|
Chcesz wiedzieć więcej? Zamów dobrą książkę. Propozycje Racjonalisty: | | |
|
|
|
|
Czytelnia i książki » Powiastki fantastyczno-teolog.
Szczęście pod specjalnym nadzorem Autor tekstu: Dorota Zdrojewska
Monika obudziła się rano i mimo, że jak zwykle ciężko jej było wstawać tak
wcześnie, po chwili już poczuła radość. Spokojnymi ruchami, po cichu wyszła z łóżka i przygotowując w myślach menu na śniadanie pospieszyła do kuchni.

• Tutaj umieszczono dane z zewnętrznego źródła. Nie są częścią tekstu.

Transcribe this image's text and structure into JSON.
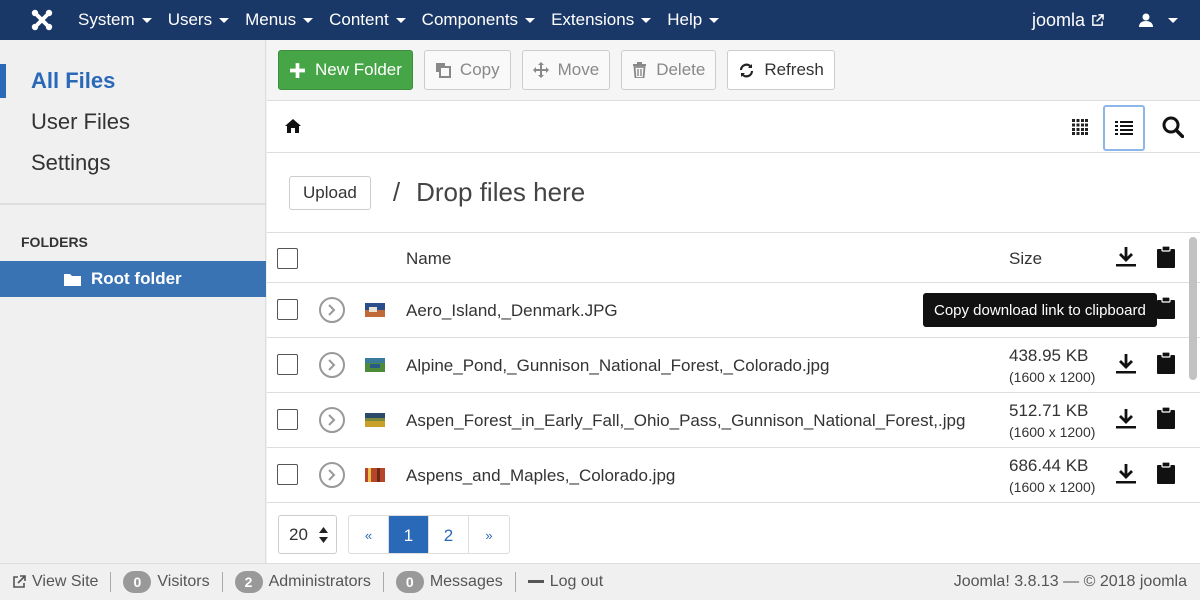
{
  "topnav": {
    "menu": [
      "System",
      "Users",
      "Menus",
      "Content",
      "Components",
      "Extensions",
      "Help"
    ],
    "site": "joomla"
  },
  "sidebar": {
    "items": [
      {
        "label": "All Files"
      },
      {
        "label": "User Files"
      },
      {
        "label": "Settings"
      }
    ],
    "folders_title": "FOLDERS",
    "root_folder": "Root folder"
  },
  "toolbar": {
    "new_folder": "New Folder",
    "copy": "Copy",
    "move": "Move",
    "delete": "Delete",
    "refresh": "Refresh"
  },
  "upload": {
    "button": "Upload",
    "separator": "/",
    "drop_text": "Drop files here"
  },
  "table": {
    "name_header": "Name",
    "size_header": "Size",
    "rows": [
      {
        "name": "Aero_Island,_Denmark.JPG",
        "size": "",
        "dims": ""
      },
      {
        "name": "Alpine_Pond,_Gunnison_National_Forest,_Colorado.jpg",
        "size": "438.95 KB",
        "dims": "(1600 x 1200)"
      },
      {
        "name": "Aspen_Forest_in_Early_Fall,_Ohio_Pass,_Gunnison_National_Forest,.jpg",
        "size": "512.71 KB",
        "dims": "(1600 x 1200)"
      },
      {
        "name": "Aspens_and_Maples,_Colorado.jpg",
        "size": "686.44 KB",
        "dims": "(1600 x 1200)"
      }
    ]
  },
  "tooltip": "Copy download link to clipboard",
  "pagination": {
    "limit": "20",
    "prev": "«",
    "pages": [
      "1",
      "2"
    ],
    "next": "»"
  },
  "statusbar": {
    "view_site": "View Site",
    "visitors_count": "0",
    "visitors": "Visitors",
    "admins_count": "2",
    "admins": "Administrators",
    "messages_count": "0",
    "messages": "Messages",
    "logout": "Log out",
    "version": "Joomla! 3.8.13  —  © 2018 joomla"
  },
  "colors": {
    "topnav_bg": "#1a3867",
    "accent": "#2a69b8",
    "new_button": "#46a546"
  }
}
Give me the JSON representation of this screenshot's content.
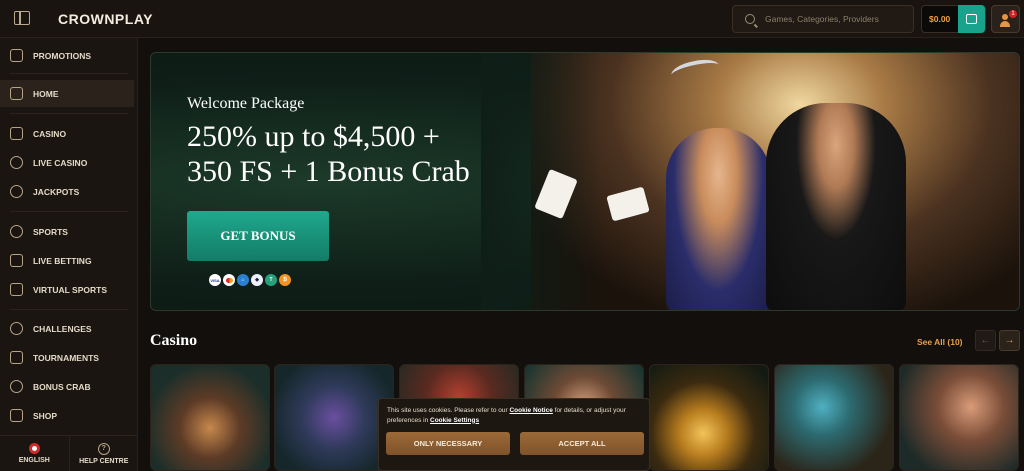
{
  "header": {
    "logo": "CROWNPLAY",
    "search_placeholder": "Games, Categories, Providers",
    "balance": "$0.00",
    "notification_count": "1"
  },
  "sidebar": {
    "items": [
      {
        "label": "PROMOTIONS",
        "icon": "gift-icon"
      },
      {
        "label": "HOME",
        "icon": "home-icon"
      },
      {
        "label": "CASINO",
        "icon": "slot-machine-icon"
      },
      {
        "label": "LIVE CASINO",
        "icon": "spade-icon"
      },
      {
        "label": "JACKPOTS",
        "icon": "clover-icon"
      },
      {
        "label": "SPORTS",
        "icon": "soccer-ball-icon"
      },
      {
        "label": "LIVE BETTING",
        "icon": "live-betting-icon"
      },
      {
        "label": "VIRTUAL SPORTS",
        "icon": "gamepad-icon"
      },
      {
        "label": "CHALLENGES",
        "icon": "medal-icon"
      },
      {
        "label": "TOURNAMENTS",
        "icon": "trophy-icon"
      },
      {
        "label": "BONUS CRAB",
        "icon": "crab-claw-icon"
      },
      {
        "label": "SHOP",
        "icon": "shop-bag-icon"
      }
    ],
    "active": "HOME",
    "footer": {
      "language": "ENGLISH",
      "help": "HELP CENTRE"
    }
  },
  "banner": {
    "subtitle": "Welcome Package",
    "headline_line1": "250% up to $4,500 +",
    "headline_line2": "350 FS + 1 Bonus Crab",
    "cta": "GET BONUS",
    "payment_icons": [
      "VISA",
      "mastercard",
      "bank",
      "ethereum",
      "tether",
      "bitcoin"
    ]
  },
  "casino_section": {
    "title": "Casino",
    "see_all": "See All (10)",
    "tile_count": 7
  },
  "cookie_banner": {
    "text_1": "This site uses cookies. Please refer to our ",
    "link_1": "Cookie Notice",
    "text_2": " for details, or adjust your preferences in ",
    "link_2": "Cookie Settings",
    "only_necessary": "ONLY NECESSARY",
    "accept_all": "ACCEPT ALL"
  },
  "colors": {
    "accent_orange": "#e8a04a",
    "cta_teal": "#19a28c",
    "background": "#120f0c"
  }
}
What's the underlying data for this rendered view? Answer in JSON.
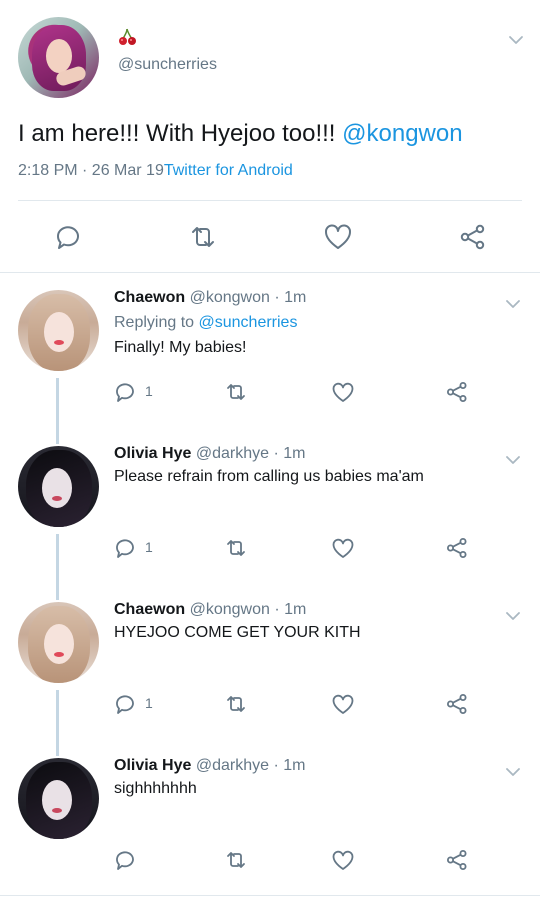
{
  "main_tweet": {
    "display_name_emoji": "🍒",
    "handle": "@suncherries",
    "text": "I am here!!! With Hyejoo too!!! ",
    "mention": "@kongwon",
    "timestamp": "2:18 PM · 26 Mar 19",
    "client": "Twitter for Android",
    "actions": [
      "reply-icon",
      "retweet-icon",
      "like-icon",
      "share-icon"
    ]
  },
  "replies": [
    {
      "name": "Chaewon",
      "handle_time": "@kongwon · 1m",
      "replying_prefix": "Replying to ",
      "replying_to": "@suncherries",
      "text": "Finally! My babies!",
      "reply_count": "1"
    },
    {
      "name": "Olivia Hye",
      "handle_time": "@darkhye · 1m",
      "text": "Please refrain from calling us babies ma'am",
      "reply_count": "1"
    },
    {
      "name": "Chaewon",
      "handle_time": "@kongwon · 1m",
      "text": "HYEJOO COME GET YOUR KITH",
      "reply_count": "1"
    },
    {
      "name": "Olivia Hye",
      "handle_time": "@darkhye · 1m",
      "text": "sighhhhhhh",
      "reply_count": ""
    }
  ],
  "colors": {
    "link": "#1b95e0",
    "secondary_text": "#657786",
    "divider": "#e1e8ed",
    "icon": "#657786",
    "thread_line": "#c4d6e3"
  }
}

Najpierw włączyła ekran i swój ulubiony, poranny serial „Parafia". Znajomy widok
oglądanych co rano twarzy dobrze ją nastrajał. No i oni też zaraz będą jedli
śniadanie. Bohaterka wyciągnęła z szafki miód. Monika też postanowiła dodać
miodu do herbaty. Kiedy dostała ten ekran zrobiła przemeblowanie w kuchni tak,
aby w miarę wygodne było przygotowywanie jedzenia i oglądanie telewizji. Dzisiaj
jednak był szczególny dzień, chyba nie zdąży obejrzeć całego odcinka. Chciała
być wcześniej w pracy, żeby wyjść, tak jak to zaplanowała, o 14. Razem z mężem,
Piotrem, mieli umówione spotkania: najpierw z konstruktorem, potem w banku… I to
był pewien kłopot, martwiło ją takie obciążenie finansowe. Ale byli już
zdecydowani, teraz zostało sfinalizowanie sprawy. Znużyło ją odwlekanie decyzji.

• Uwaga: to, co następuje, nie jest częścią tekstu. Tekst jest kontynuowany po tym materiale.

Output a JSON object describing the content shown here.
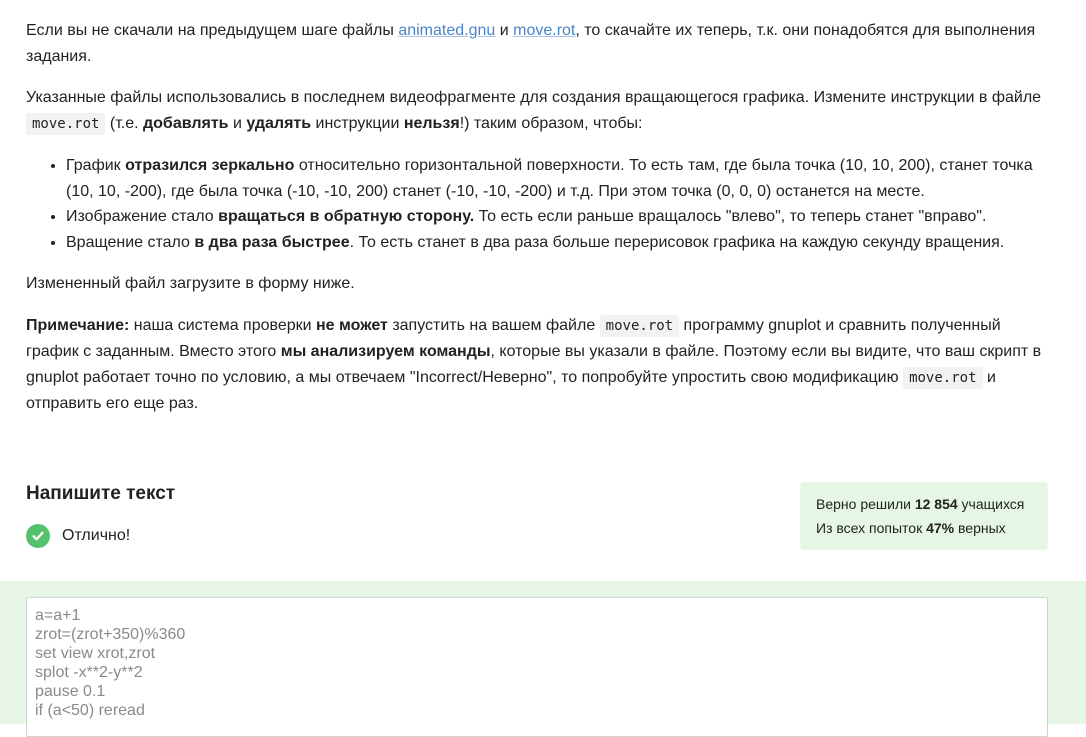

Bardzo chciała mieć z Piotrem dziecko. Mieli ładne, trzypokojowe mieszkanie,
rodziców mieszkających w tym samym mieście, oraz, co ważniejsze, przyszłe babcie
chętne do pomocy. Mieli także stałe dochody, a to znaczyło, że mogli wziąć
kredyt.
Najpierw myślała o chłopcu. Marzyła jak to wspaniale byłoby mieć syna,
silnego, mądrego syna, który grałby z kolegami w piłkę i zostałby inżynierem.

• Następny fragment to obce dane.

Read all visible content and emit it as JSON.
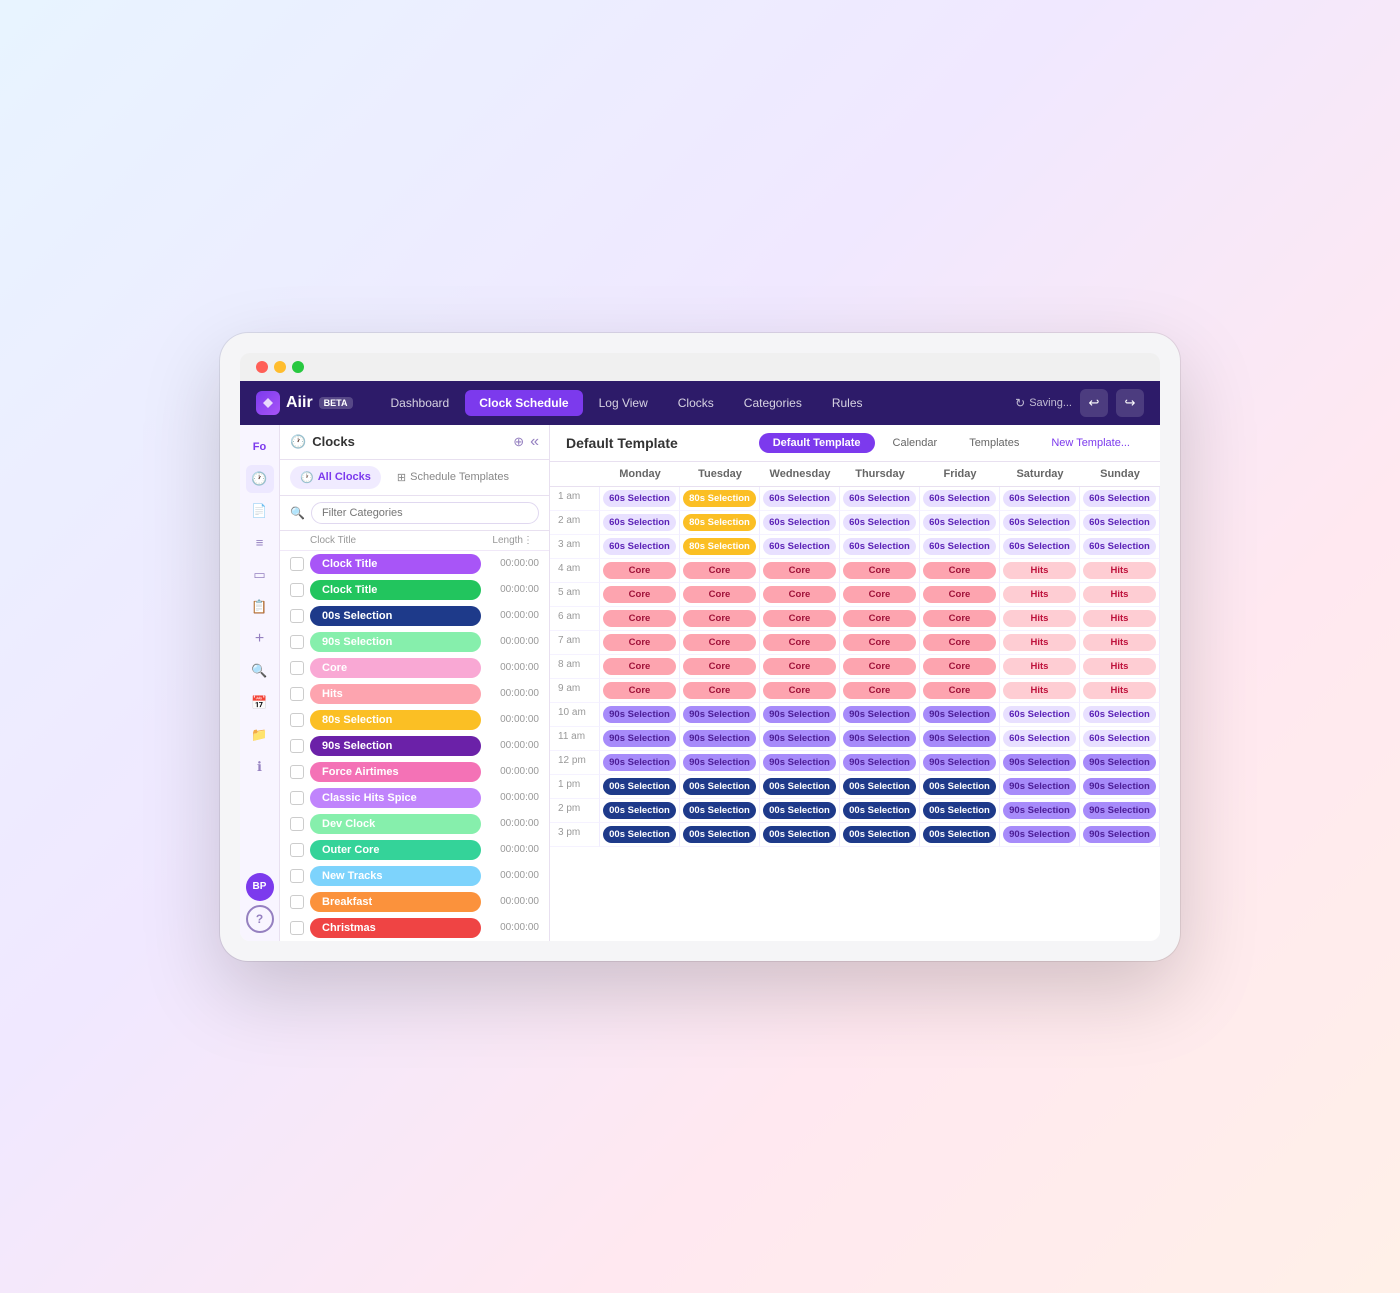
{
  "app": {
    "logo": "Aiir",
    "beta": "BETA",
    "saving": "Saving..."
  },
  "nav": {
    "links": [
      "Dashboard",
      "Clock Schedule",
      "Log View",
      "Clocks",
      "Categories",
      "Rules"
    ],
    "active": "Clock Schedule"
  },
  "clocks_panel": {
    "title": "Clocks",
    "all_clocks_label": "All Clocks",
    "schedule_templates_label": "Schedule Templates",
    "filter_placeholder": "Filter Categories",
    "col_title": "Clock Title",
    "col_length": "Length",
    "clocks": [
      {
        "name": "Clock Title",
        "color": "#a855f7",
        "time": "00:00:00"
      },
      {
        "name": "Clock Title",
        "color": "#22c55e",
        "time": "00:00:00"
      },
      {
        "name": "00s Selection",
        "color": "#1e3a8a",
        "time": "00:00:00"
      },
      {
        "name": "90s Selection",
        "color": "#86efac",
        "time": "00:00:00"
      },
      {
        "name": "Core",
        "color": "#f9a8d4",
        "time": "00:00:00"
      },
      {
        "name": "Hits",
        "color": "#fda4af",
        "time": "00:00:00"
      },
      {
        "name": "80s Selection",
        "color": "#fbbf24",
        "time": "00:00:00"
      },
      {
        "name": "90s Selection",
        "color": "#6b21a8",
        "time": "00:00:00"
      },
      {
        "name": "Force Airtimes",
        "color": "#f472b6",
        "time": "00:00:00"
      },
      {
        "name": "Classic Hits Spice",
        "color": "#c084fc",
        "time": "00:00:00"
      },
      {
        "name": "Dev Clock",
        "color": "#86efac",
        "time": "00:00:00"
      },
      {
        "name": "Outer Core",
        "color": "#34d399",
        "time": "00:00:00"
      },
      {
        "name": "New Tracks",
        "color": "#7dd3fc",
        "time": "00:00:00"
      },
      {
        "name": "Breakfast",
        "color": "#fb923c",
        "time": "00:00:00"
      },
      {
        "name": "Christmas",
        "color": "#ef4444",
        "time": "00:00:00"
      }
    ]
  },
  "schedule": {
    "title": "Default Template",
    "tabs": [
      "Default Template",
      "Calendar",
      "Templates",
      "New Template..."
    ],
    "active_tab": "Default Template",
    "days": [
      "Monday",
      "Tuesday",
      "Wednesday",
      "Thursday",
      "Friday",
      "Saturday",
      "Sunday"
    ],
    "hours": [
      "1 am",
      "2 am",
      "3 am",
      "4 am",
      "5 am",
      "6 am",
      "7 am",
      "8 am",
      "9 am",
      "10 am",
      "11 am",
      "12 pm",
      "1 pm",
      "2 pm",
      "3 pm"
    ],
    "grid": [
      [
        "60s Selection",
        "80s Selection",
        "60s Selection",
        "60s Selection",
        "60s Selection",
        "60s Selection",
        "60s Selection"
      ],
      [
        "60s Selection",
        "80s Selection",
        "60s Selection",
        "60s Selection",
        "60s Selection",
        "60s Selection",
        "60s Selection"
      ],
      [
        "60s Selection",
        "80s Selection",
        "60s Selection",
        "60s Selection",
        "60s Selection",
        "60s Selection",
        "60s Selection"
      ],
      [
        "Core",
        "Core",
        "Core",
        "Core",
        "Core",
        "Hits",
        "Hits"
      ],
      [
        "Core",
        "Core",
        "Core",
        "Core",
        "Core",
        "Hits",
        "Hits"
      ],
      [
        "Core",
        "Core",
        "Core",
        "Core",
        "Core",
        "Hits",
        "Hits"
      ],
      [
        "Core",
        "Core",
        "Core",
        "Core",
        "Core",
        "Hits",
        "Hits"
      ],
      [
        "Core",
        "Core",
        "Core",
        "Core",
        "Core",
        "Hits",
        "Hits"
      ],
      [
        "Core",
        "Core",
        "Core",
        "Core",
        "Core",
        "Hits",
        "Hits"
      ],
      [
        "90s Selection",
        "90s Selection",
        "90s Selection",
        "90s Selection",
        "90s Selection",
        "60s Selection",
        "60s Selection"
      ],
      [
        "90s Selection",
        "90s Selection",
        "90s Selection",
        "90s Selection",
        "90s Selection",
        "60s Selection",
        "60s Selection"
      ],
      [
        "90s Selection",
        "90s Selection",
        "90s Selection",
        "90s Selection",
        "90s Selection",
        "90s Selection",
        "90s Selection"
      ],
      [
        "00s Selection",
        "00s Selection",
        "00s Selection",
        "00s Selection",
        "00s Selection",
        "90s Selection",
        "90s Selection"
      ],
      [
        "00s Selection",
        "00s Selection",
        "00s Selection",
        "00s Selection",
        "00s Selection",
        "90s Selection",
        "90s Selection"
      ],
      [
        "00s Selection",
        "00s Selection",
        "00s Selection",
        "00s Selection",
        "00s Selection",
        "90s Selection",
        "90s Selection"
      ]
    ]
  },
  "sidebar": {
    "icons": [
      "☰",
      "📄",
      "≡",
      "▭",
      "📋",
      "+",
      "🔍",
      "📅",
      "📁",
      "ℹ"
    ],
    "avatar": "BP",
    "help": "?"
  }
}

Obawiała się, że z córką może być więcej kłopotu: wychowanie, dojrzewanie. Ale
ku jej zaskoczeniu Piotr chciał właśnie córkę. Była przekonana, że mężczyźni
chcą zwykle, przede wszystkim, mieć syna. Zaskoczył ją tym kompletnie, ale
wyjaśnił, że syna tak, bardzo, ale później. Najpierw córkę, żeby Monika miała
pomoc, a kłopotów żadnych nie będzie bo przecież i tak pójdą do kliniki i wszystko zaplanują. Tak też radził ksiądz Mateusz a opiekował się przecież
niejedną parą. Nie trzeba było jej długo przekonywać, miała do męża pełne
zaufanie. Piotr jest bardzo troskliwy, odpowiedzialny, zawsze ją potrafi
uspokoić, pokazać, że przesadza, że nie musi się martwić. I Ksiądz Mateusz...
Wspaniały z niego człowiek, pogodny i wyrozumiały. Choćby do jej ciotki Ewy
jakie ma podejście. Pierwszy raz spotkali się u nich, zupełnie przypadkowo przed
Bożym Narodzeniem. Ewa wpadła zostawić klucze od mieszkania, bo na święta
właśnie wyjeżdżała na Majorkę. I od tego, od tematu świąt chyba, zaczęła się
cała rozmowa, zresztą trochę przykra dla Moniki — mówili o rozwodzie Ewy. Ale
ksiądz Mateusz zachował się wspaniale i wtedy i później, jak spotykał u nich Ewę
zawsze był bardzo miły. Nigdy jej nie ganił, nie krytykował, nie potępiał.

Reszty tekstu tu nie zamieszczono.